標題: 高效能之管線式傅立葉轉換處理器之設計與實現
Design and Implementation of High-Effective Pipelined Processors for Discrete-Time Fourier Transform Applications
作者: 余遠渠
Yu Yuan-Chu
林進燈
Lin Chin-Teng
電控工程研究所
關鍵字: 高效能之管線式處理器;雙聲多頻偵測器;多輸入多輸出之正交多頻的無線區域網路;多輸入點之長快速傅立葉轉換運算;快速傅立葉正(反)轉換/二維數位餘弦轉換;下代手機應用;Effective Pipeline Processor;DTMF;MIMO-OFDM Wireless LAN;long-length based FFT/IFFT computations;FFT/IFFT/2D-DCT computations;next-generation mobile applications
公開日期: 2007
摘要: 本篇論文針對傅立葉轉換,設計其高效能之管線式處理器。

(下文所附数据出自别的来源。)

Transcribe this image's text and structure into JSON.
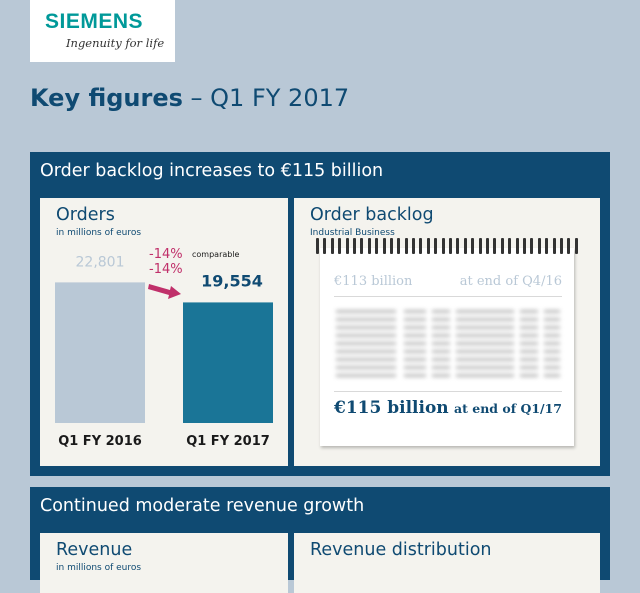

論文以四種不同之即時應用為範例來提出其對應之高效能設計,其包括:雙聲多頻偵測器在高通道密度之VoP應用、多輸入多輸出之正交多頻的無線區域網路、多輸入點之長快速傅立葉轉換運算在手機之數位影像傳波系統應用、以及快速傅立葉正(反)轉換/二維數位餘弦轉換在下代手機之多媒體應用。針對這四種明顯不同之應用,本論文提出了六種特定之硬體導向設計,以達到最高效能之管線式處理器架構,其評估之指標包括: 單位時間輸出量、計算延遲時間、運算複雜度、硬體成本與硬體使用之利用率。在雙聲多頻偵測器之應用上,本論文採用:精簡式輸入序列架構、分散式記憶體以及柴比雪夫多項式為基準之改良式遞迴式轉換器,來達到低計算週期、高能量利用率之優點。所架構之單聲多頻偵測器單核心,可在相同之運算速度及運算時間內,達到雙倍之資料運算量。對於2×2以及4×4多輸入多輸出之正交多頻的無線區域網路,本論文提出兩種高效能之快速傅立葉正(反)轉換處理器:積數2/8之多回授路徑架構(R28MDF)與積數2/8之多延遲整流路徑架構(R28MDC)。依據精簡式之基數8快速傅立葉轉換單元(R8-FFT),配合先寫後讀(MAW)之技巧,此兩架構達到了100%之蝴蝶器利用率,同時更在單位時間內達到高輸出量已滿足2×2以及4×4多輸入多輸出之正交多頻之無線區域網路需求。針對多輸入點之長快速傅立葉轉換運算應用上,本論文提出兩個新式架構:基數42單一迴授路徑架構與基數43單一迴授路徑架構,其以較少之基數4理論來達到高基數16與基數64之低運算複雜度效能。在跟其他數個已存在之管線式處理器比較後,可證明本論文所提出之架構,以最少之硬體成本達到最高之硬體使用率,因此達到了高效能之應用需求。最後根據基數42單一迴授路徑架構,配合區段移位暫存器與翻轉移位暫存器架構,架構了一”三模處理器”來支援256點之快速傅立葉正(反)轉換運算與二維數位餘弦轉換運算。同樣地,在跟其他數個現存之管線式處理器比較後,可證明本論文所提出之架構,以最少之硬體成本達到最高之硬體使用率,因此達到了高效能之應用需求。在本論中六個處理器皆以用TSMC 0.13µm CMOS製程完成實現與驗證,根據實現結果與嚴謹之比較,我們可證明本文所提出之RDFT、R28MDF/R28MDC、R42SDF/ R43SDF 與三模處理器,在雙聲多頻偵測器、多輸入多輸出之正交多頻的無線區域網路、多輸入點之長快速傅立葉轉換運算、下代手機之多媒體應用上皆達到高處理效能之優點。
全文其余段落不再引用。